Yunus’un hâli öyle bir hâl idi kahır da lütufta gözünde eş değer… Herkes lütfu hoş görür ancak her yiğidin harcı değildir kahra göğüs germek. Yunus’u bu hâle getiren aşka aşk olsun. Ne diyorduk dostlar? İşte yarım kalmış öyle bir hatıraydı benimkisi. O masum dileği gerçekleştirememiş olmanın verdiği hüzün, karamsarlıklar içine atılmış bir yürek… “Engeller ve Hakikatler” isimli yazımızı okuyanlarınız belki ne demek istediğimi daha iyi anlayacaklardır. Yunus’un hoş gördüğü kahrı hoş görmeye başladığımız vakit, işte tam da o demde hakikat deniziyle müşerref olmaya başlayacağız. Onu damla damla tanımaya, her damlasından tad almaya çalışacağız. Önümüzde engeller olmadan hakikî nazara vakıf olamayacağımızı bilmeliyiz dostlar. Engeller, daha önce de belirttiğimiz gibi Hakk yolunda birer vesiledirler. Ve insanlık vâr oldukça keder, elem, dert, tasa, hüzün, gam, keder hepsi var olmaya devam edecektir. Aşkın en saf hâline ulaşmak için, aşk ile bir nazar olmak için devam edecektir! İşte engeller, ayağa takılan taşlar olacak ki göz pınarları tatlı su ile dolacak aşkullaha doğru yol bulup akacak.
Lütfunu hoş gördüğümüz Cenab-ı Hakk’ın kahrını da hoş görebilecek hâle ulaşmak cümlemize nasip olsun, gönlümüz aşkullah sevdası ile dolsun inşallah.
İnsan nâmı yok idi asırlar önce
Aniden vâr oldu Muhammed ile
Önce mânâ idi oldu madde
Aslolan yeniden dönmektir o radde
(sine-i dilara)
Cenab-ı Hakk bilinmekliğini dilemesi üzerine bir nûr yarattı ve cismine Muhammed nâmından bir parça kattı. Bir ayna idi Hakk’a Hakk’ı gösterecek, Hakk’ın bilinmekliğini gerçeğe kavuşturacak. Nûr aynı nûr, cemâl aynı cemâl…
MADDEYE DÖNÜŞTÜ NAMINA İNSAN DENİLDİ
Yâ Muhammed, sen olmasaydın âlemleri yaratmazdım.” buyuruyor Cenab-ı Hakk ve yarattığı ruhtan gayrı bir beden yaratıyor. Onun cismine Âdem diyor ve yeryüzüne halife olarak gönderiyor. İnsan önce mana idi, göklerde Ahmed olan peygamber ruhanî veyahut mana hâlinde idi.
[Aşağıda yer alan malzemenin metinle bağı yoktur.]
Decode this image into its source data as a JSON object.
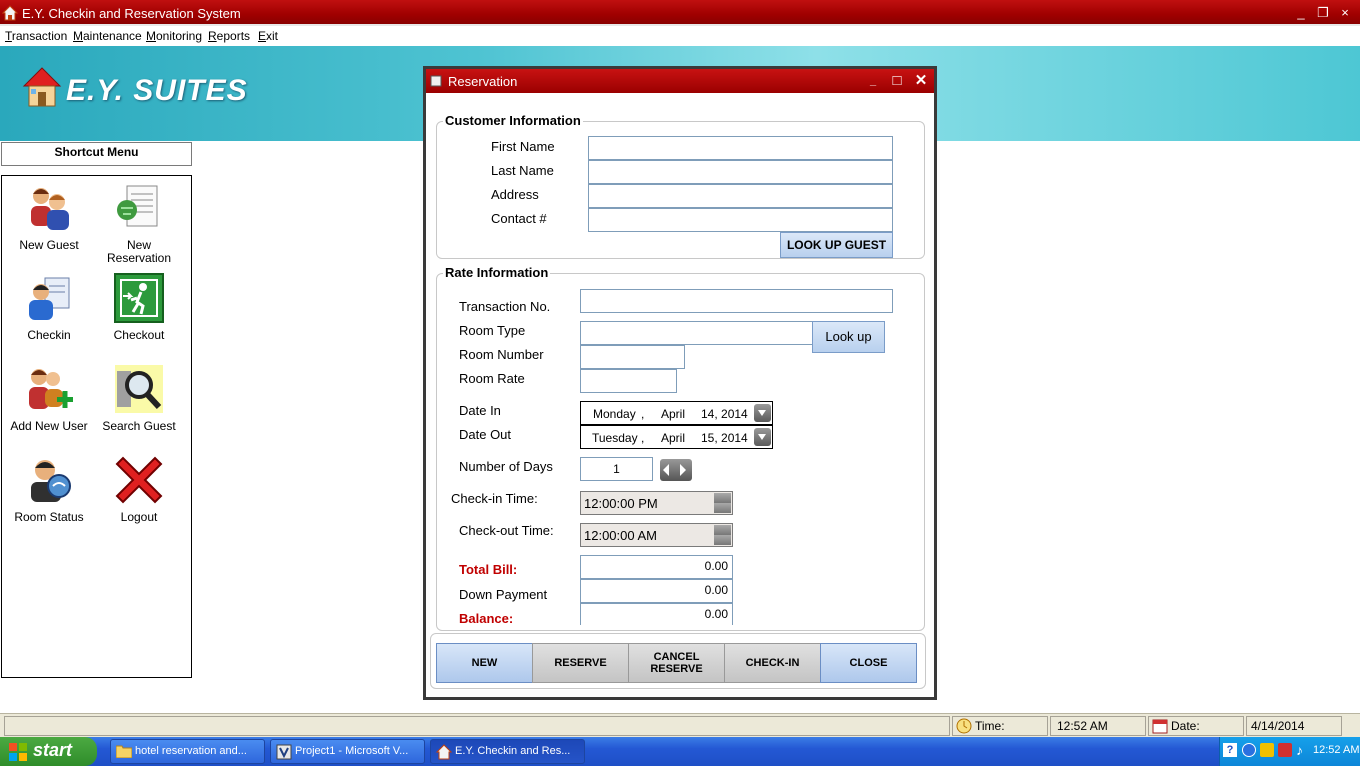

Hz. Âdem ile birlikte bu mâna hâli maddeye dönüşerek nâmına insan denildi. Allah’tan gelip yine Allah’a döneceğimiz şu kısa yaşam içerisinde aslolan yeniden madde hâlinden sıyrılıp Muhammed’in ruhuna bürünmektir. Peki nasıl olurda karmaşık yaşam içerisinde madde ve mana dengede gider? Manayı ön plana koymaya vakit yok ki? Çalış, çalış, çalış!… Ne zaman bir vakitte buluşacağız? Düşünelim dostlar düşünelim. Sorgulamayan, düşünmeyen , araştırmayan insan daima yolunu kaybetmeye mahkûmdur. Bir gün gelip de madde içinde yüzdüğümüzü ve mana bakımından ne kadar zayıf olduğumuzu taa en derinde hissedersek ne olacak? Soruyorum sizlere yaşlanınca namaz kılmak bizi nereye götürecek? İşte tüm bu hâl ile anlatmak istediğim þudur ki: Her ne ararsak gençlikte aramalı, gençlikte yaşamalıyız. Ne zaman öleceğimizin bir garantisi olmayan bu hayatta belki yarın son nefesimizi vereceğiz. Hiç bir şey geç kalmış değildir ancak bu günü ertelemek Hakk katında kabul edilir bir şey deðildir. Yukarıda ki ufak dörtlükte haddimiz olmayarak bir şeyler imâ etmeye çalıştık, altında açıklamasıyla anlaşılır hâle getirmeye uğraştık. Bu bahsi biraz daha açacak olursak: İnsanın manevi ilimlerde ilerleyebilmesi için yani madde ve manayı dengeli hale getirebilmesi için yol gösterici bir kâmil kişi şarttır. Bu kâmil insandan kastımızın kâmil mürşid olduğunu daha önceki yazılarımızda sıkça bahsetmiş ve ele almıştık. Bir mürşid rehberliğinde manevi ilimlerde ilerleyip, kapıların açılmasıyla meydana gelir. Burada geçen kapı kelimesi asıl itibariyle gönül kapısı yani nefs mertebeleridir. Zaman ilerledikçe kişinin gayreti ölçüsünde mana kapıları talibin önüne seriliverir. Aslen mana hâlinde iken sonradan madde olduğumuza göre bir başka deyişle buharken katılaşıp buz hâlini aldığımıza göre şimdi yeniden buhar hâline dönmek lazımdır. Buhar iken yağmur olup ilim denizine karışmak lazımdır. Buzun yeniden sıvı hâlinde olabilmesi için ateşe ihtiyacı vardır. Maddenin manaya dönebilmesi için de hiç şüphesiz kusursuz bir aşka ihtiyacı vardır. Aşk insanı olgunlaştırarak manevi ilim kapılarının açılmasına olanak sağlar. Açılışların derecesi kişinin kâmil mürşid etrafında ne kadar istekli ve teslimkâr olduğuna bağlı olarak değişim gösterir.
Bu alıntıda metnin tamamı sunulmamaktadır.